Продолжая мои ведомости и пополняя их, я включаю сюда маленькое происшествие, случившееся со мной несколько дней тому назад. Само по себе ничего не значащее, оно среди тысячи других является доказательством лукавства здешнего народа. Впрочем, если при чтении вы почувствуете малейшее желание зевнуть, пропустите страницу и помилуйте пишущего.

В 50 верстах отсюда, вверх по Илиму, находится очень богатая, известная всем залежь железной руды, которой раньше имел обыкновение пользоваться илимский кузнец. Я раздобыл образчик руды и сгорал от желания увидеть залежь. На прошлой неделе я поехал туда на лодке вместе с сыном; случаю было угодно, чтобы мы прибыли на место глубокой ночью. На следующий день, сообразуясь с моими данными, я осмотрел местоположение залежи, вернее холмик, в котором она находится. Покончив с этим, я захотел подняться на вершину холма, и, чтобы не заблудиться в лесу, покрывающем всю эту местность, я взял в проводники старосту деревни, где мы ночевали, расположенной в полуверсте. Мы с сыном отправились в путь. Однако наш проводник, вместо того чтобы привести нас на желаемое место, заставил нас взбираться сквозь чащу и заросли мокрой травы на весьма крутую гору. Мы поднялись на нее с мужеством, достойным аргонавтов, и, достигнув вершины, оказались в лесной чаще, где не было ни единой тропинки. Тогда лукавый поселянин сделал вид, что ищет место разработки, и кончил тем, что сказал, будто не имеет никакого понятия об этой залежи. Пришлось вернуться, так и не повидав направления залежи, но утешая себя надеждой, что в другой раз мы найдем лучшего проводника.
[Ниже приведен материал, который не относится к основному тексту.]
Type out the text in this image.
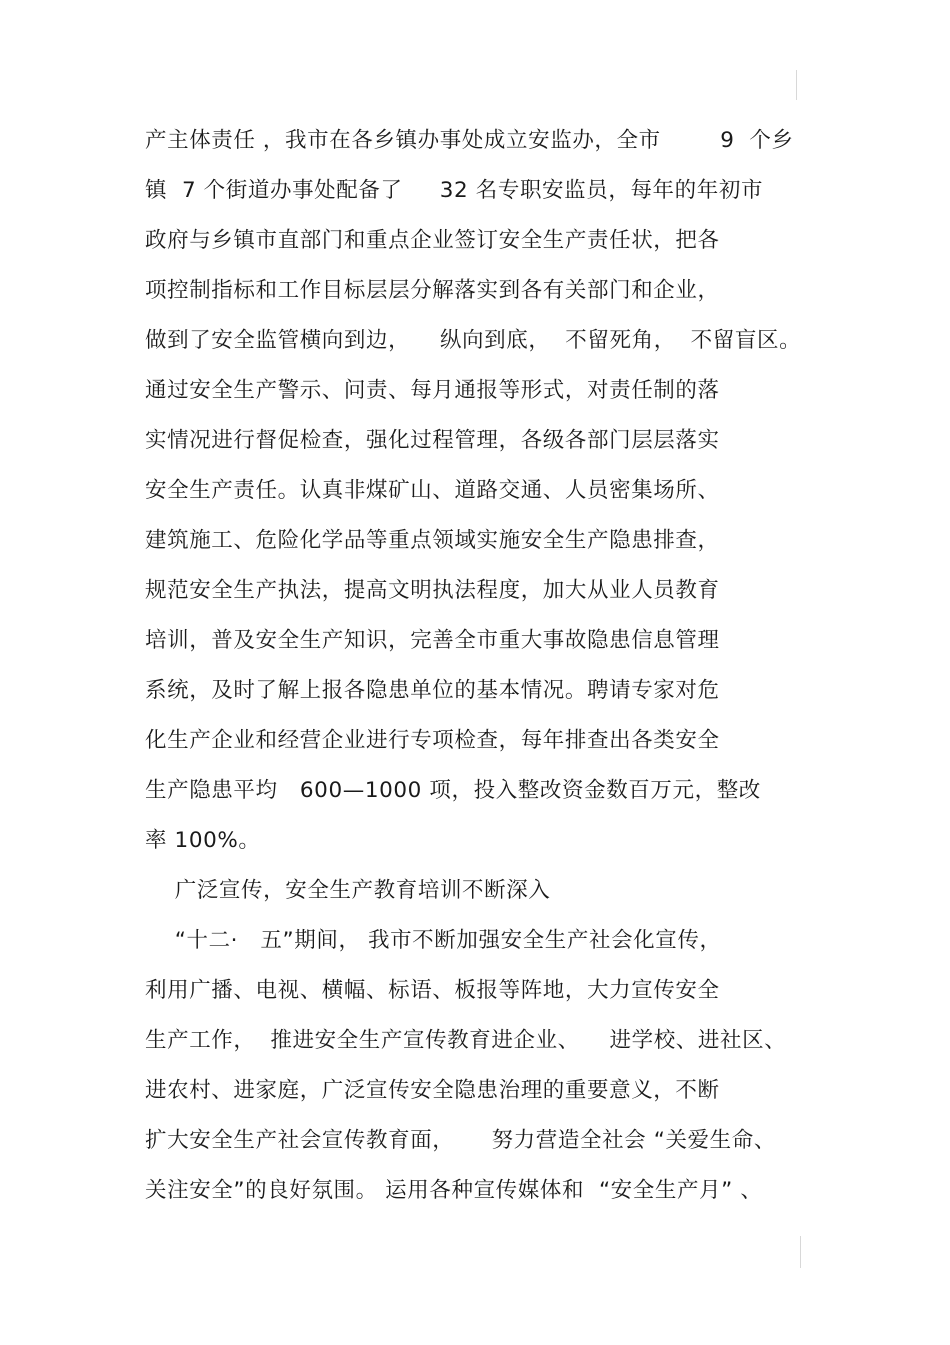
产主体责任 ，我市在各乡镇办事处成立安监办，全市        9  个乡
镇  7 个街道办事处配备了     32 名专职安监员，每年的年初市
政府与乡镇市直部门和重点企业签订安全生产责任状，把各
项控制指标和工作目标层层分解落实到各有关部门和企业，
做到了安全监管横向到边，    纵向到底，  不留死角，  不留盲区。
通过安全生产警示、问责、每月通报等形式，对责任制的落
实情况进行督促检查，强化过程管理，各级各部门层层落实
安全生产责任。认真非煤矿山、道路交通、人员密集场所、
建筑施工、危险化学品等重点领域实施安全生产隐患排查，
规范安全生产执法，提高文明执法程度，加大从业人员教育
培训，普及安全生产知识，完善全市重大事故隐患信息管理
系统，及时了解上报各隐患单位的基本情况。聘请专家对危
化生产企业和经营企业进行专项检查，每年排查出各类安全
生产隐患平均   600—1000 项，投入整改资金数百万元，整改
率 100%。
广泛宣传，安全生产教育培训不断深入
“十二·   五”期间， 我市不断加强安全生产社会化宣传，
利用广播、电视、横幅、标语、板报等阵地，大力宣传安全
生产工作，  推进安全生产宣传教育进企业、    进学校、进社区、
进农村、进家庭，广泛宣传安全隐患治理的重要意义，不断
扩大安全生产社会宣传教育面，     努力营造全社会 “关爱生命、
关注安全”的良好氛围。 运用各种宣传媒体和  “安全生产月” 、
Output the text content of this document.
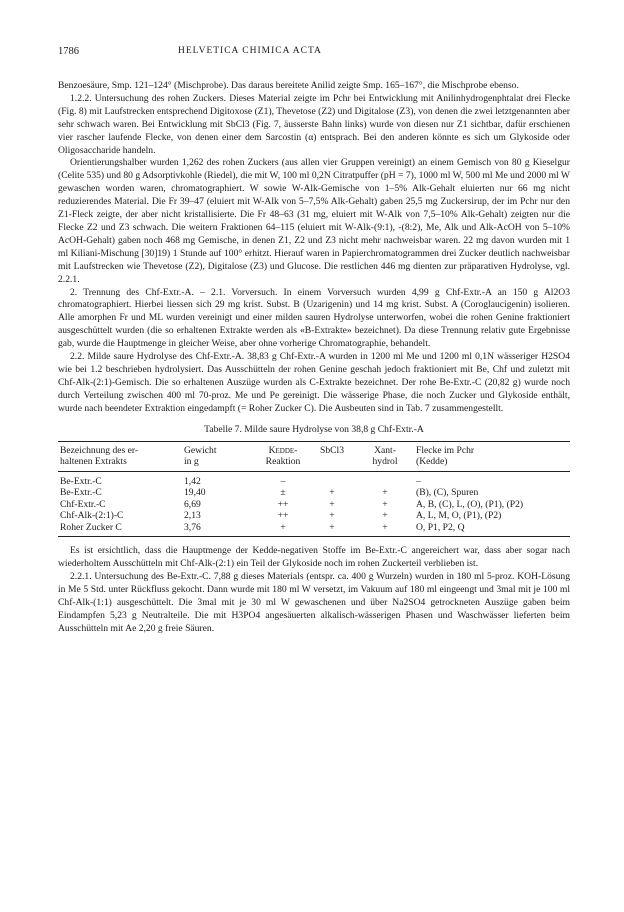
1786	HELVETICA CHIMICA ACTA

Benzoesäure, Smp. 121–124° (Mischprobe). Das daraus bereitete Anilid zeigte Smp. 165–167°, die Mischprobe ebenso.

1.2.2. Untersuchung des rohen Zuckers. Dieses Material zeigte im Pchr bei Entwicklung mit Anilinhydrogenphtalat drei Flecke (Fig. 8) mit Laufstrecken entsprechend Digitoxose (Z1), Thevetose (Z2) und Digitalose (Z3), von denen die zwei letztgenannten aber sehr schwach waren. Bei Entwicklung mit SbCl3 (Fig. 7, äusserste Bahn links) wurde von diesen nur Z1 sichtbar, dafür erschienen vier rascher laufende Flecke, von denen einer dem Sarcostin (α) entsprach. Bei den anderen könnte es sich um Glykoside oder Oligosaccharide handeln.

Orientierungshalber wurden 1,262 des rohen Zuckers (aus allen vier Gruppen vereinigt) an einem Gemisch von 80 g Kieselgur (Celite 535) und 80 g Adsorptivkohle (Riedel), die mit W, 100 ml 0,2N Citratpuffer (pH = 7), 1000 ml W, 500 ml Me und 2000 ml W gewaschen worden waren, chromatographiert. W sowie W-Alk-Gemische von 1–5% Alk-Gehalt eluierten nur 66 mg nicht reduzierendes Material. Die Fr 39–47 (eluiert mit W-Alk von 5–7,5% Alk-Gehalt) gaben 25,5 mg Zuckersirup, der im Pchr nur den Z1-Fleck zeigte, der aber nicht kristallisierte. Die Fr 48–63 (31 mg, eluiert mit W-Alk von 7,5–10% Alk-Gehalt) zeigten nur die Flecke Z2 und Z3 schwach. Die weitern Fraktionen 64–115 (eluiert mit W-Alk-(9:1), -(8:2), Me, Alk und Alk-AcOH von 5–10% AcOH-Gehalt) gaben noch 468 mg Gemische, in denen Z1, Z2 und Z3 nicht mehr nachweisbar waren. 22 mg davon wurden mit 1 ml Kiliani-Mischung [30]19) 1 Stunde auf 100° erhitzt. Hierauf waren in Papierchromatogrammen drei Zucker deutlich nachweisbar mit Laufstrecken wie Thevetose (Z2), Digitalose (Z3) und Glucose. Die restlichen 446 mg dienten zur präparativen Hydrolyse, vgl. 2.2.1.

2. Trennung des Chf-Extr.-A. – 2.1. Vorversuch. In einem Vorversuch wurden 4,99 g Chf-Extr.-A an 150 g Al2O3 chromatographiert. Hierbei liessen sich 29 mg krist. Subst. B (Uzarigenin) und 14 mg krist. Subst. A (Coroglaucigenin) isolieren. Alle amorphen Fr und ML wurden vereinigt und einer milden sauren Hydrolyse unterworfen, wobei die rohen Genine fraktioniert ausgeschüttelt wurden (die so erhaltenen Extrakte werden als «B-Extrakte» bezeichnet). Da diese Trennung relativ gute Ergebnisse gab, wurde die Hauptmenge in gleicher Weise, aber ohne vorherige Chromatographie, behandelt.

2.2. Milde saure Hydrolyse des Chf-Extr.-A. 38,83 g Chf-Extr.-A wurden in 1200 ml Me und 1200 ml 0,1N wässeriger H2SO4 wie bei 1.2 beschrieben hydrolysiert. Das Ausschütteln der rohen Genine geschah jedoch fraktioniert mit Be, Chf und zuletzt mit Chf-Alk-(2:1)-Gemisch. Die so erhaltenen Auszüge wurden als C-Extrakte bezeichnet. Der rohe Be-Extr.-C (20,82 g) wurde noch durch Verteilung zwischen 400 ml 70-proz. Me und Pe gereinigt. Die wässerige Phase, die noch Zucker und Glykoside enthält, wurde nach beendeter Extraktion eingedampft (= Roher Zucker C). Die Ausbeuten sind in Tab. 7 zusammengestellt.

Tabelle 7. Milde saure Hydrolyse von 38,8 g Chf-Extr.-A
Bezeichnung des er-	Gewicht	Kedde-	SbCl3	Xant-	Flecke im Pchr
haltenen Extrakts	in g	Reaktion		hydrol	(Kedde)
Be-Extr.-C	1,42	–			–
Be-Extr.-C	19,40	±	+	+	(B), (C), Spuren
Chf-Extr.-C	6,69	++	+	+	A, B, (C), L, (O), (P1), (P2)
Chf-Alk-(2:1)-C	2,13	++	+	+	A, L, M, O, (P1), (P2)
Roher Zucker C	3,76	+	+	+	O, P1, P2, Q

Es ist ersichtlich, dass die Hauptmenge der Kedde-negativen Stoffe im Be-Extr.-C angereichert war, dass aber sogar nach wiederholtem Ausschütteln mit Chf-Alk-(2:1) ein Teil der Glykoside noch im rohen Zuckerteil verblieben ist.

2.2.1. Untersuchung des Be-Extr.-C. 7,88 g dieses Materials (entspr. ca. 400 g Wurzeln) wurden in 180 ml 5-proz. KOH-Lösung in Me 5 Std. unter Rückfluss gekocht. Dann wurde mit 180 ml W versetzt, im Vakuum auf 180 ml eingeengt und 3mal mit je 100 ml Chf-Alk-(1:1) ausgeschüttelt. Die 3mal mit je 30 ml W gewaschenen und über Na2SO4 getrockneten Auszüge gaben beim Eindampfen 5,23 g Neutralteile. Die mit H3PO4 angesäuerten alkalisch-wässerigen Phasen und Waschwässer lieferten beim Ausschütteln mit Ae 2,20 g freie Säuren.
Приключение само по себе весьма незначительное, но из него можно заключить: 1-е, что местный житель любит лукавить и обманывает сколько может даже в тех случаях, когда правильно понятая выгода заставила бы его предпочесть честное отношение. 2-е, что он отстраняет от себя и пытается уклониться от всякого новшества, от всякого соседства с людьми. Первое кажется ему тягостным бременем, второе досаждает; он счастлив в своем логове, общество людей ему несносно. Он проводит часть своей жизни одиноко, живет отшельником и появляется среди себе подобных для того лишь, чтобы одурманить себя винными парами. Неограниченный хозяин своего скота и своих детей, — а последние подчиняются его воле если не с уважением, то по крайней мере с покорностью, превышающей уважение, — он желал бы жить и умереть никому не ведомым. Таков здешний житель. Таков он, может быть, и во многих других местах Сибири.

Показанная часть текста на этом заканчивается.